Person Found Inside 23-Foot Python Identified As 25-Year-Old Missing Indonesian Man

Reports of pythons eating humans are exceedingly rare, but when a 25-year-old Indonesian man named Akbar disappeared from Salubir village, villagers became concerned. Shockingly, it now seems that Akbar had been swallowed whole by a 23-foot-python.

The Washington Post reported that villagers on the Indonesian island of Sulawesi discovered a misshapen python and began slicing open the massive carcass. Sure enough, they discovered the body of the missing man.

A video posted online shows bystanders pointing flashlights and yelping at the first discovery of the bottom of one boot, then a pair of legs.

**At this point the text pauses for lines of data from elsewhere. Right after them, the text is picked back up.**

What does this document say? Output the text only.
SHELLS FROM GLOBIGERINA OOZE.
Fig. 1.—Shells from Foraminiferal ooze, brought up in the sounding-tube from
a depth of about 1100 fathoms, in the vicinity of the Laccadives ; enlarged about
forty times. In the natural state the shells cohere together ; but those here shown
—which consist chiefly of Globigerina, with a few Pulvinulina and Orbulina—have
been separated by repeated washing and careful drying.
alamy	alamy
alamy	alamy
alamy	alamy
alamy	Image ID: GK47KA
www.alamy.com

Junaedi is the secretary of Salubiro village in West Sulawesi province.

"It seems he was attacked from behind because we found a wound on his back."

According to Junaedi, the villagers started their search for Akbar last Monday night when he failed to return from a Sunday palm-oil harvest. Then on Wednesday, the search party discovered scattered palm oil fruit, a picking tool, and one boot. Not far away they found the 23-foot-long reticulated python.

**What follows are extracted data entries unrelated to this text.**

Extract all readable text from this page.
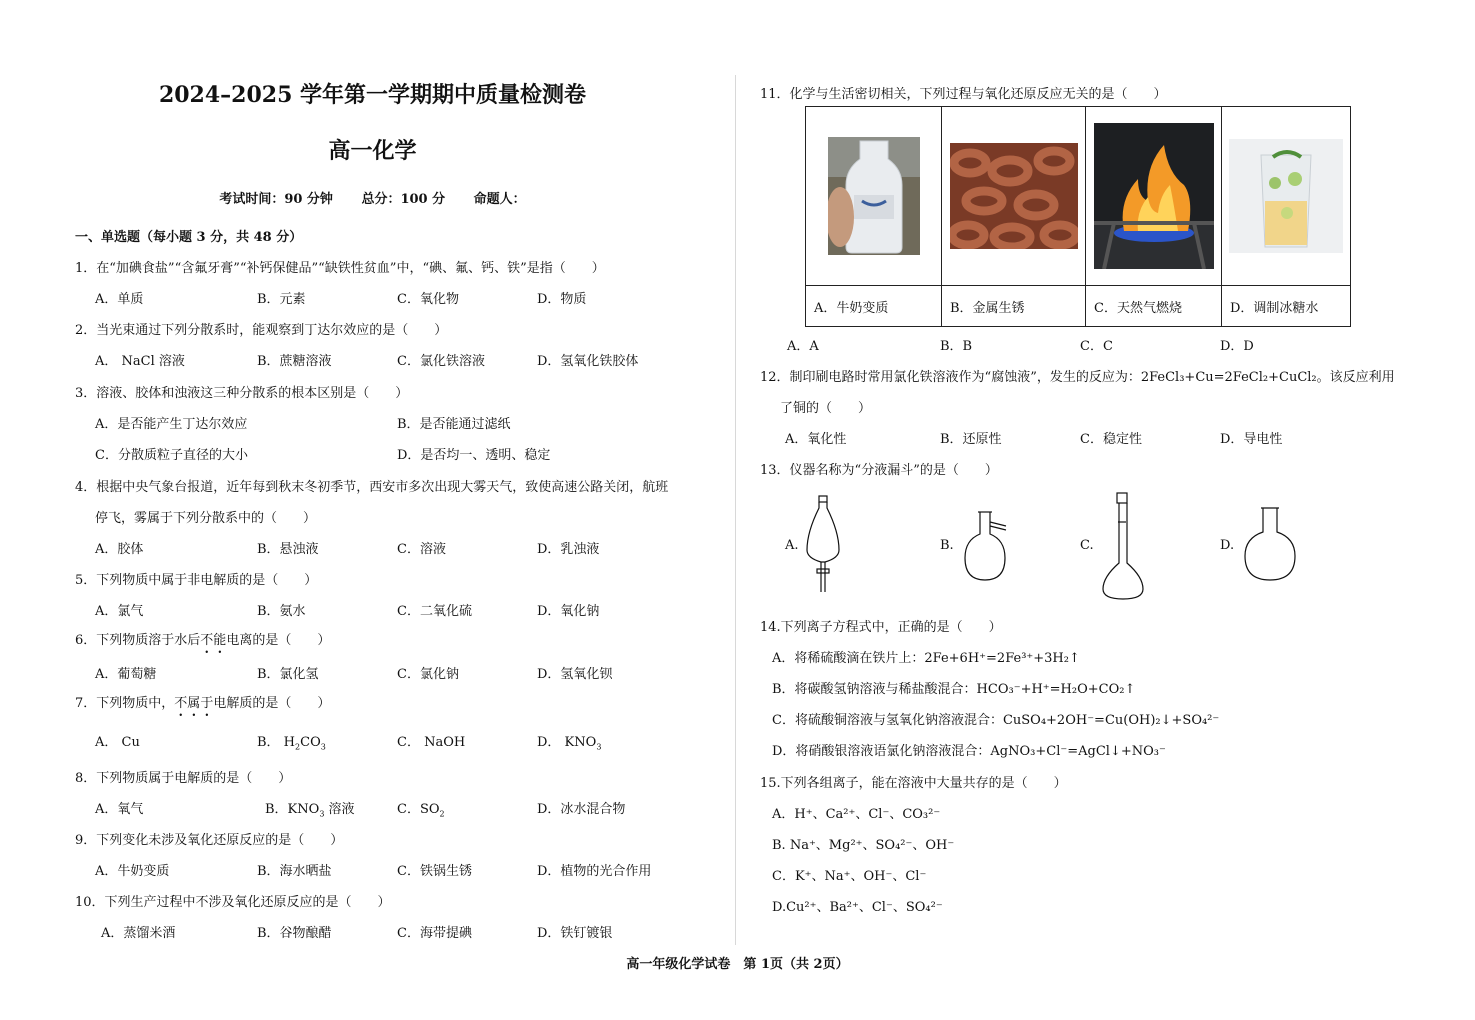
2024–2025 学年第一学期期中质量检测卷
高一化学
考试时间：90 分钟 总分：100 分 命题人：
一、单选题（每小题 3 分，共 48 分）
1．在“加碘食盐”“含氟牙膏”“补钙保健品”“缺铁性贫血”中，“碘、氟、钙、铁”是指（　　）
A．单质	B．元素	C．氧化物	D．物质
2．当光束通过下列分散系时，能观察到丁达尔效应的是（　　）
A． NaCl 溶液	B．蔗糖溶液	C．氯化铁溶液	D．氢氧化铁胶体
3．溶液、胶体和浊液这三种分散系的根本区别是（　　）
A．是否能产生丁达尔效应	B．是否能通过滤纸
C．分散质粒子直径的大小	D．是否均一、透明、稳定
4．根据中央气象台报道，近年每到秋末冬初季节，西安市多次出现大雾天气，致使高速公路关闭，航班
停飞，雾属于下列分散系中的（　　）
A．胶体	B．悬浊液	C．溶液	D．乳浊液
5．下列物质中属于非电解质的是（　　）
A．氯气	B．氨水	C．二氧化硫	D．氧化钠
6．下列物质溶于水后不能电离的是（　　）
A．葡萄糖	B．氯化氢	C．氯化钠	D．氢氧化钡
7．下列物质中，不属于电解质的是（　　）
A． Cu	B． $H_2CO_3$	C． NaOH	D． $KNO_3$
8．下列物质属于电解质的是（　　）
A．氧气	B．$KNO_3$ 溶液	C．$SO_2$	D．冰水混合物
9．下列变化未涉及氧化还原反应的是（　　）
A．牛奶变质	B．海水晒盐	C．铁锅生锈	D．植物的光合作用
10．下列生产过程中不涉及氧化还原反应的是（　　）
A．蒸馏米酒	B．谷物酿醋	C．海带提碘	D．铁钉镀银
11．化学与生活密切相关，下列过程与氧化还原反应无关的是（　　）

A．牛奶变质	B．金属生锈	C．天然气燃烧	D．调制冰糖水
A．A	B．B	C．C	D．D
12．制印刷电路时常用氯化铁溶液作为“腐蚀液”，发生的反应为：2FeCl₃+Cu=2FeCl₂+CuCl₂。该反应利用
了铜的（　　）
A．氧化性	B．还原性	C．稳定性	D．导电性
13．仪器名称为“分液漏斗”的是（　　）
A.	B.	C.	D.
14.下列离子方程式中，正确的是（　　）
A．将稀硫酸滴在铁片上：2Fe+6H⁺=2Fe³⁺+3H₂↑
B．将碳酸氢钠溶液与稀盐酸混合：HCO₃⁻+H⁺=H₂O+CO₂↑
C．将硫酸铜溶液与氢氧化钠溶液混合：CuSO₄+2OH⁻=Cu(OH)₂↓+SO₄²⁻
D．将硝酸银溶液语氯化钠溶液混合：AgNO₃+Cl⁻=AgCl↓+NO₃⁻
15.下列各组离子，能在溶液中大量共存的是（　　）
A．H⁺、Ca²⁺、Cl⁻、CO₃²⁻
B. Na⁺、Mg²⁺、SO₄²⁻、OH⁻
C．K⁺、Na⁺、OH⁻、Cl⁻
D.Cu²⁺、Ba²⁺、Cl⁻、SO₄²⁻
高一年级化学试卷　第 1页（共 2页）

Suspecting that the python may have swallowed the man, they chased it, killed it, then cut it open. Various images and videos have emerged from the tragic scene, showing the lifeless body of Akbar covered in what appears to be the snake's digestive juices.

Warning: The following photos contain graphic imagery.

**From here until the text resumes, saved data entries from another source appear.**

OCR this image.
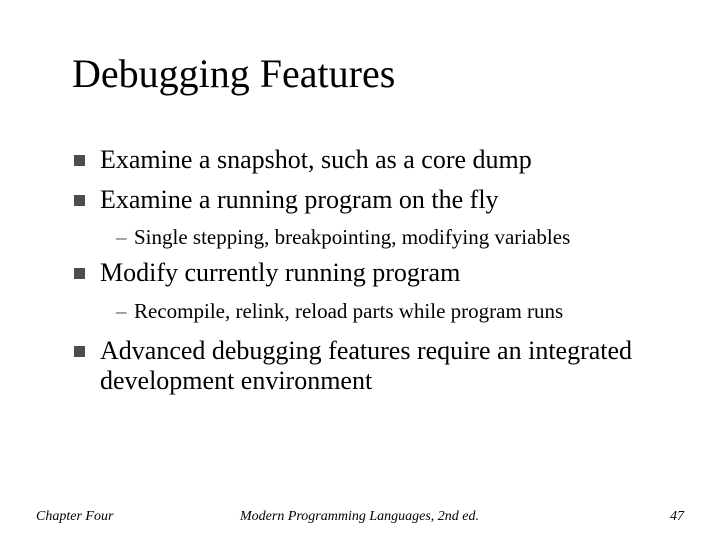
Debugging Features
Examine a snapshot, such as a core dump
Examine a running program on the fly
– Single stepping, breakpointing, modifying variables
Modify currently running program
– Recompile, relink, reload parts while program runs
Advanced debugging features require an integrated
development environment
Chapter Four	Modern Programming Languages, 2nd ed.	47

Emily Taylor is a professor of biological sciences at California Polytechnic State University and an officer in the non-profit Society for the Study of Amphibians and Reptiles. She believes the python in the video is almost certainly a female and is definitely stronger than a person.

Taylor said that pythons kill their prey by constriction, then ingest their prey whole, and even though it would be very difficult for a python to swallow an adult human male, it is certainly not impossible. While python attacks on humans are very rare, stories about giant snakes attacking and eating humans do occur from time to time.

Time magazine reported that the 23-foot-long python's body was found by police lying motionless in a ditch. Akbar's body was found inside the distended snake.

Village secretary Salubiro Junaidi explained that Akbar's boots were "clearly visible" in the snake's stomach after it was captured, and after the residents further cut open the snake's belly, they found Akbar inside, "lifeless."

"These days we are supposed to harvest palm oil. But most of the farmers, especially those whose farms are near Akbar's, are still shocked, afraid that more pythons are still out there."

Reticulated pythons are the longest snakes in the world and capable of reaching lengths of more than 32 feet. Interestingly, they're nonvenomous, killing their prey by constriction.

National Geographic reported that the deceased man found inside the python is 25-year-old Akbar Salubiro, a harvester who worked on a palm oil plantation on the Indonesian island of Sulawesi.

The reticulated python involved in this tragedy can weigh more than 100 pounds; they're similar to Burmese pythons in that they kill their prey before consuming it, which means that it's highly unlikely that Salubri was eaten alive.

A study conducted in 2015 discovered that pythons and other constricting snakes, such as anacondas and boas, don't suffocate their victims. Instead, they use a method that ends life more quickly – they kill their prey by cutting off their blood flow.

Scott Boback is a vertebrate ecologist at Dickinson College in Carlisle, Pennsylvania. In 2015, Scott spoke to National Geographic about how this type of attack kills its victims.

"The heart literally doesn't have enough strength to push against the pressure. When well executed, a python's powerful squeeze could end blood flow to the heart within seconds."

Pythons have successfully consumed some rather large animals in the past, like hyenas, crocodiles, and even other snakes. In fact, in 2005 a python in Florida miscalculated and tried to consume an entire alligator, resulting in the python bursting.

Rahmansyah is a lecturer at Hasanuddin University in Makassar who believes that this python's unusual behavior might have been caused by deforestation carried out by the palm oil industry. Palm oil is very much in demand because it's used in many common household items, and the popularity of this industry has resulted in the loss of habitats for animals such as Sumatran tigers and orangutans.

"Because the habitat is destroyed, the snake's natural food sources are also affected. Thus, the snake went out to the palm oil plantation to seek prey."

It's not difficult to understand why palm oil harvesters in Sulawesi have become very nervous and are reportedly staying home after this shocking incident.